What a day
Are you tired of seeing the same old static play boating photos? You know, the ones where your friend is throwing a huge cartwheel, but your photo makes him look like he is doing an old school ender? Would you like to capture the action that you feel when you are in your boat? Then consider trying this technique to capture your next playboating images.
The key to capturing great motion shots is to slow down your shutter speed. Try shooting play boating at a 30th of a second or slower, instead of the usual 1000th of a second. If you blaze away with your motor drive as the boater rips off a massive aerial blunt, you are guaranteed to get one or more great shots, but the motion is lost. With a slow shutter speed, you get one chance per trick, and anticipating what the boater is going to do can make all the difference. Knowing when the boater will be facing toward or away from you and anticipating where the paddle blade will be are essential. Having a talented subject is also helpful, as a good boater is better able to keep his or her head at the center axis point. This will provide you with more opportunities to capture a great motion shot with just the paddler’s head or face crisply in focus.
Generally, you don’t need to bring along a tripod for these shots, but it is a good idea to wait on drinking the Red Bull until after you are done with the slow shutter speeds. Remember, this type of shooting is always a bit of an experiment, and you won’t be certain of how the photo looks until you get your film back, but that is half the fun of this technique.

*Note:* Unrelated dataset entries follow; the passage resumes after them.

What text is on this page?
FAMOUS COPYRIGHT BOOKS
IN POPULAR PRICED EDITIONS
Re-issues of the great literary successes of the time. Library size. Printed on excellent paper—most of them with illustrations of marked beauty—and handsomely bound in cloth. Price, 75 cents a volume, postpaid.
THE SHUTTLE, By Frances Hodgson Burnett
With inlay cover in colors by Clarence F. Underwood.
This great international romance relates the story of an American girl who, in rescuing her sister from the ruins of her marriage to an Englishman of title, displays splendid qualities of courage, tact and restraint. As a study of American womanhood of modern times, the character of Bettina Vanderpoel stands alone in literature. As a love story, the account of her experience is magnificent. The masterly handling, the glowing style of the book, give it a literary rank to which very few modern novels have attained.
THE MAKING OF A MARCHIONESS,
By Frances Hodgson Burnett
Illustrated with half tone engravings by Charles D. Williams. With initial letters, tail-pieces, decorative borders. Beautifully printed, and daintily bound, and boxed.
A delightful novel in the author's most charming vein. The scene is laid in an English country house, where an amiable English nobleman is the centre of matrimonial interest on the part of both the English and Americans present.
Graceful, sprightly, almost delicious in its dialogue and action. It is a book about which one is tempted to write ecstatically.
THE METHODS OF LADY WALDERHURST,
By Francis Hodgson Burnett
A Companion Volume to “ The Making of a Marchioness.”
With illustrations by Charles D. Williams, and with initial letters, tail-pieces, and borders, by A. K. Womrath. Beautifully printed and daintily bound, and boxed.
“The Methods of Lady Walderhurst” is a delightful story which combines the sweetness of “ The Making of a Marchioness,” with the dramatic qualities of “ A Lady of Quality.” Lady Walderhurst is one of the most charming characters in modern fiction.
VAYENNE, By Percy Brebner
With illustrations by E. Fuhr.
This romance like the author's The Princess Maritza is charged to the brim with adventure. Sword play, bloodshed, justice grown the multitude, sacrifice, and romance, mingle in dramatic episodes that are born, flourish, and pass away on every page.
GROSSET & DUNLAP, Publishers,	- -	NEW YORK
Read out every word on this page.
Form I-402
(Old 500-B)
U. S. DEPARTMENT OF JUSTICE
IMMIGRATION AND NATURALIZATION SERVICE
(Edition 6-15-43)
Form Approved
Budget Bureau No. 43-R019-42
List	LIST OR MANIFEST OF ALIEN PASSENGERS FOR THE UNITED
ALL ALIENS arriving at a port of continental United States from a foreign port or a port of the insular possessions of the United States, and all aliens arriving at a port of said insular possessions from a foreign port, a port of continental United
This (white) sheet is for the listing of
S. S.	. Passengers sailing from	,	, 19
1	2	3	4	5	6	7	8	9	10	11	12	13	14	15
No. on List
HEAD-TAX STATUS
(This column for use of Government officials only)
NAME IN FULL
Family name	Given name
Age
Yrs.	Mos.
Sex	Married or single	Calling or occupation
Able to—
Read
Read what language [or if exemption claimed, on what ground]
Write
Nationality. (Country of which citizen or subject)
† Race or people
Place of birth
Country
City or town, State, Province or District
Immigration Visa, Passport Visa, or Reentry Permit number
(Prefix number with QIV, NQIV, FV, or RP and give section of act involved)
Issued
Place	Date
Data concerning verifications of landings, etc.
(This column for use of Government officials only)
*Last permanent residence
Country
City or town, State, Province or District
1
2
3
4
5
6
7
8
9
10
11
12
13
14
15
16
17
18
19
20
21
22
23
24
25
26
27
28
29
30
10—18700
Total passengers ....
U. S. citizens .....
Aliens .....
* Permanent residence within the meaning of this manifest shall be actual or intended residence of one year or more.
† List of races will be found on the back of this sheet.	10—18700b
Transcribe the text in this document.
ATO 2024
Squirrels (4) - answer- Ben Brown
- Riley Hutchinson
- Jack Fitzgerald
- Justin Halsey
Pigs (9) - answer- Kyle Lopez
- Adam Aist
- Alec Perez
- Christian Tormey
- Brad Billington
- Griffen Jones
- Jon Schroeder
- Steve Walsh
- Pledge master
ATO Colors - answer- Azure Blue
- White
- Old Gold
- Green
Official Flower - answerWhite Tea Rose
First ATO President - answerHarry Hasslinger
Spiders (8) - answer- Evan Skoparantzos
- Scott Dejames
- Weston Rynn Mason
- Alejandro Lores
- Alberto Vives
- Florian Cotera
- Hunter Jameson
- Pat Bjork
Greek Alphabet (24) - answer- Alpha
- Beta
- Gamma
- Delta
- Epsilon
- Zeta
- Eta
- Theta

For the accompanying photo of Tao Berman, Tao and I had discussed what moves he would be doing before I ever picked up the camera. I also informed him that I would be using a slow shutter speed so that he knew to hold his moves longer. Communication was key in allowing me to anticipate what he was going to do on the water. Although it is often easier to capture great motion shots of a pro boater like Tao, with a little practice you should be able to create terrific images of your friends throwing down at your favorite local playspots.